Vladimir Putin’s regime has altered the boundaries of Europe by force, murdered a former Russian spy in London with polonium, and deployed nerve agent in a British city in an attempt to murder another along with his daughter. It is hardly beyond the bounds of the possible that it has also meddled in this country’s political procedures. The government’s failure to be open about that threat, let alone to effectively confront it, is exemplified in its incompetence and vindictiveness surrounding the makeup of the House of Commons Intelligence and Security Committee (ISC). This is bad news for national security as well as the quality of public administration.

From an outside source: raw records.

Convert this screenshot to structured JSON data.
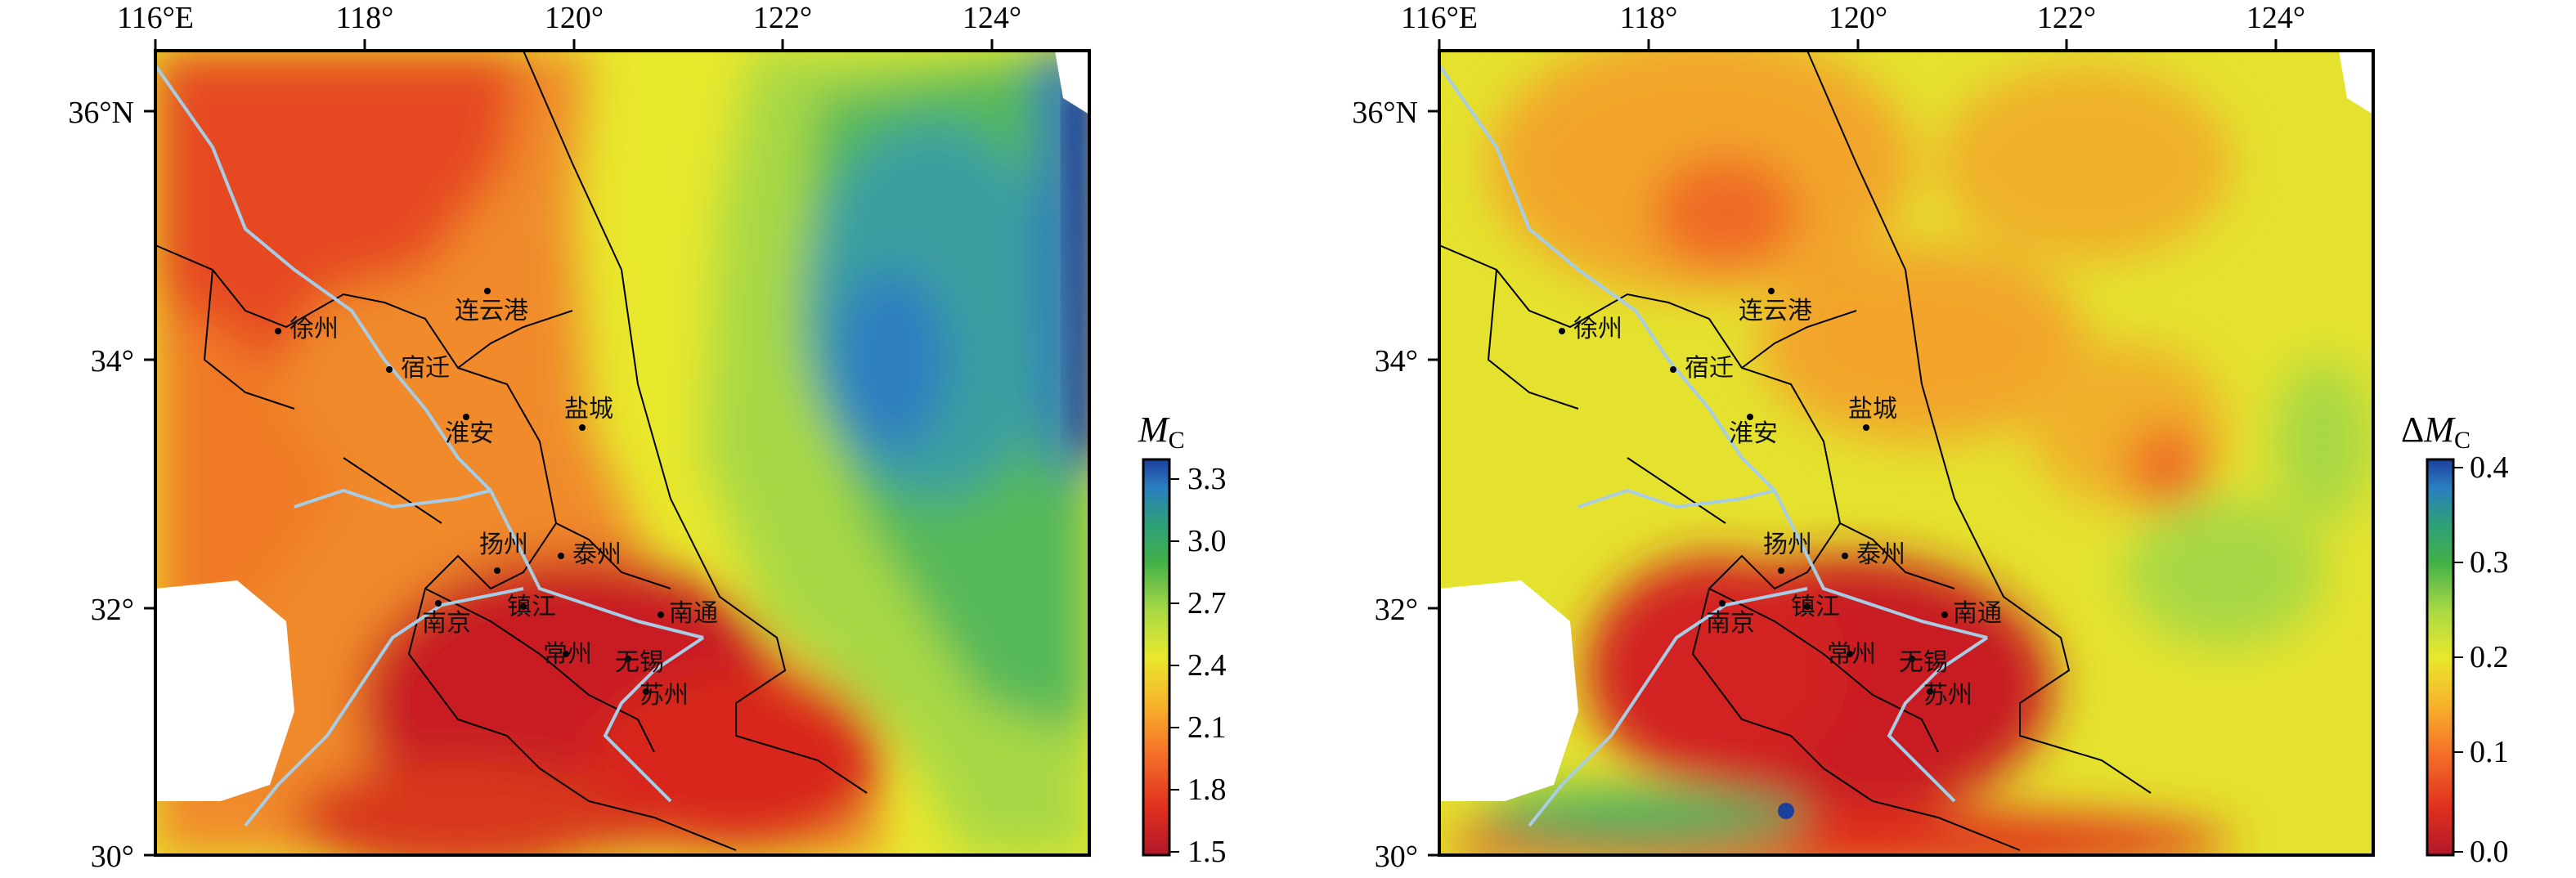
{
  "maps": [
    {
      "id": "mc",
      "lon_ticks": [
        "116°E",
        "118°",
        "120°",
        "122°",
        "124°"
      ],
      "lat_ticks": [
        "36°N",
        "34°",
        "32°",
        "30°"
      ],
      "colorbar": {
        "title_main": "M",
        "title_sub": "C",
        "title_prefix": "",
        "ticks": [
          "3.3",
          "3.0",
          "2.7",
          "2.4",
          "2.1",
          "1.8",
          "1.5"
        ],
        "range": [
          1.5,
          3.4
        ]
      }
    },
    {
      "id": "dmc",
      "lon_ticks": [
        "116°E",
        "118°",
        "120°",
        "122°",
        "124°"
      ],
      "lat_ticks": [
        "36°N",
        "34°",
        "32°",
        "30°"
      ],
      "colorbar": {
        "title_main": "M",
        "title_sub": "C",
        "title_prefix": "Δ",
        "ticks": [
          "0.4",
          "0.3",
          "0.2",
          "0.1",
          "0.0"
        ],
        "range": [
          0.0,
          0.42
        ]
      }
    }
  ],
  "cities": [
    "徐州",
    "宿迁",
    "连云港",
    "淮安",
    "盐城",
    "扬州",
    "泰州",
    "南京",
    "镇江",
    "南通",
    "常州",
    "无锡",
    "苏州"
  ],
  "colormap": [
    "#b2182b",
    "#e0301e",
    "#f46d2a",
    "#f7b32b",
    "#e8e82d",
    "#a8d845",
    "#43b04a",
    "#2e9f7a",
    "#2a7ec0",
    "#1d3f9c"
  ]
}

The ISC oversees Britain’s intelligence services. Its report on Russian interference in British democracy, which was completed in October and has received all necessary security clearance, is still yet to be published. The formal reason is that the ISC hasn’t yet reconvened since the general election. Hence the unconscionable delay.
Why has it not met? Because the Conservatives, for some reason, dawdled. The prime minister eventually nominated five Tory MPs for the committee last week. It was universally expected that, with the the support of his Conservative colleagues, Chris Grayling would be appointed chair of the committee. He wasn’t. Instead, Julian Lewis was elected with the support of Labour and SNP members. The government then lashed out by stripping Dr Lewis of the Tory whip.
As political theatre goes, this is a farce, but the failings are far more serious than mere appearance. As Dominic Grieve, the former chair of the ISC, said on Newsnight yesterday, the episode is troubling because of what it indicates about the mindset of Downing Street: “Why did they try to manipulate this process? They shouldn’t have done. The committee can only exist, the committee can only be respected … if it is seen to be non-partisan and respected.” This is the crucial point: the ISC operates as a non-partisan body. It was perfectly reasonable for its members to be concerned at Grayling’s credentials to chair it. Not even Grayling’s closest friends would claim that his record in government was one of conspicuous achievement and he lacks a reputation for independent judgment. Conversely, I’ve known Julian Lewis for a long time and, regardless of politics, I’m certain he will be a formidable chair of the committee. Opposition MPs were right to back him.
The irony of Lewis being stripped of the whip is that, as a Brexiter, he is a Conservative very much of the times. I’ve worked and consulted with him closely on an issue that transcends politics: national security. He’s an expert on defence issues and, ever since the resurgence of the anti-nuclear movement in the 1980s, he’s endeavoured to explain the role of collective security and deterrence. I recall a Chatham House conference that we both addressed many years ago when we were unusual among speakers and the audience in arguing the need to maintain the British independent deterrent in the form of a continuous-at-sea capability.
That case has to be made continually, against those who believe respectively that international friction could be eased by unilateral measures of disarmament or that a plausible cut-price defence option (such as submarine-launched cruise missiles) exists. With his extensive expertise in the subject, Lewis has never allowed the delusions of nuclear pacifism to go unchallenged. Parliament needs his expertise on defence and security. The ISC will be better for it.
This is not a partisan issue. As a Labour sympathiser myself, I’ve often cited the wisdom of Clement Attlee, the first prime minister of the nuclear age, in responding to news of the bombing of Hiroshima and Nagasaki in August 1945. In a terse memorandum, Attlee wrote: “We recognise, or some of us did before this war that bombing could only be answered by counter bombing… The answer to an atomic bomb on London is an atomic bomb on another great city.” Coupled with his insistence that “this invention has made it essential to end all wars”, Attlee immediately grasped the nature of the threat. To maintain peace and the liberty of the western democracies against a nuclear-armed foe requires deterrence. The activities of a rogue regime in the Kremlin, along with the perplexing phenomenon of a US administration that shows little regard for the requirements of collective security, reinforce the message that Britain needs its Nato allies and its independent deterrent.
Though Theresa May showed commendable resolution in her response to the Salisbury poisoning, her successor in Downing Street has made personal loyalty rather than political effectiveness the test of office. That’s the only explanation for his petulant response to the ISC’s choice of chair, and it’s not good enough. The ISC report is already out of date. It covers Russian activities in the 2016 Brexit referendum and the 2017 general election. Matters have moved on. We know that the Kremlin interfered in the 2016 US presidential election. We can reasonably infer it’s preparing to do so again.
Britain operates as a medium-sized sovereign power in an anarchic international order, where autocratic states are emerging challenges and sometimes outright threats. National security depends on our alliances with other democracies, and on protecting our democratic institutions against external aggression and internal subversion. I could wish that a Conservative government grasped the stakes. The shenanigans of the last 24 hours suggest that it doesn’t.